The original love bird(s), Beth LeStanton
OK, sitting here celebrating/ drinking the fact that Oklahoma just made it to the Final Four Megan and Seth asked me to do a Buzzed Buddies. I asked Megan for a topic to talk about and was given no direction. So like Simon Pegg and those British Mofos i am going to go Full Monty ……..so, what is on my mind?

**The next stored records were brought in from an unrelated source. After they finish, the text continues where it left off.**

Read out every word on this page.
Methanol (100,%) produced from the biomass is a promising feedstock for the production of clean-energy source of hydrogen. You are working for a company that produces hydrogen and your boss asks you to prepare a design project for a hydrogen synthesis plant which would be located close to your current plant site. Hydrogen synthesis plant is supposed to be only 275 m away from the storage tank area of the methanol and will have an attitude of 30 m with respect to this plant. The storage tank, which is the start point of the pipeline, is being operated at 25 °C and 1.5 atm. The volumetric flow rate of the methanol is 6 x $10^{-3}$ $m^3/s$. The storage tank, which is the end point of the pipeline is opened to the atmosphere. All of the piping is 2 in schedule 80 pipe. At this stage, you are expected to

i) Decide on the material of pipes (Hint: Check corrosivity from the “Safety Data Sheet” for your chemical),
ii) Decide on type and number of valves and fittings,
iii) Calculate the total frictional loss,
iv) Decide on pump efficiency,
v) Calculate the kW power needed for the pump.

First off, Buddy Hield loves playing basketball and unlike Bubba Gump he does not get his lip caught on that trip wire. He strokes 3’s like Joey at open gym and the last time I was this happy about a basketball game we were winning the Hoop it Up title in 1997, which my sexy fiancè Tabi was about 2 years old when that happened. But it was epic and started a spiral of championship plaques and recorded-over dunks that will never be matched. We all dont have enough room on our mantel cases (none of us have mantel cases) for all the 15-cent plaques that we aquired over the years. But that’s besides the point. As I speak right now Matty is just picking at his butthole with the biggest smile on his face. (Now i’ve been given direction)………Seth says “talk about how it is not having kids, when your friends have kids”……….so here we go……. Fuck you, Seth I’m not talking about that, thats boring. We all know kids are awesome and no one else wants to hear how super sweet your kids are because we all know they are bad ass. When Matty says Bot-tit it’s awesome but we all know he’s going to be a dickhead to him when he’s like 10 and then Abbott is going to get super pissed off and tattle tale on him and they are both going to get spanked. But anyways I went on another tangent. #whats happening right now, Tabi is telling me we need to get an Uber home so we can let Norman out so he doesn’t diahrrea all over the apartment……as valiant as her efforts are I am going to tell her that he is at least 21 years old (in dog years) and therefore should be able to make his own decisions about his bowel movements. I will more thank likely lose this argument but that’s ok with me because I love her to death and she has amazing boobs (I was told this would not be edited)…….therefore in closing I love my friends and fiancè more than anything in the world………BOOOMER FUCKING SOOONER!!!!!!
Thanks, Benny. Next time I’m definitely giving you a topic.
Hope you enjoyed your Uber as much as I’m enjoying the purse and phone you left here.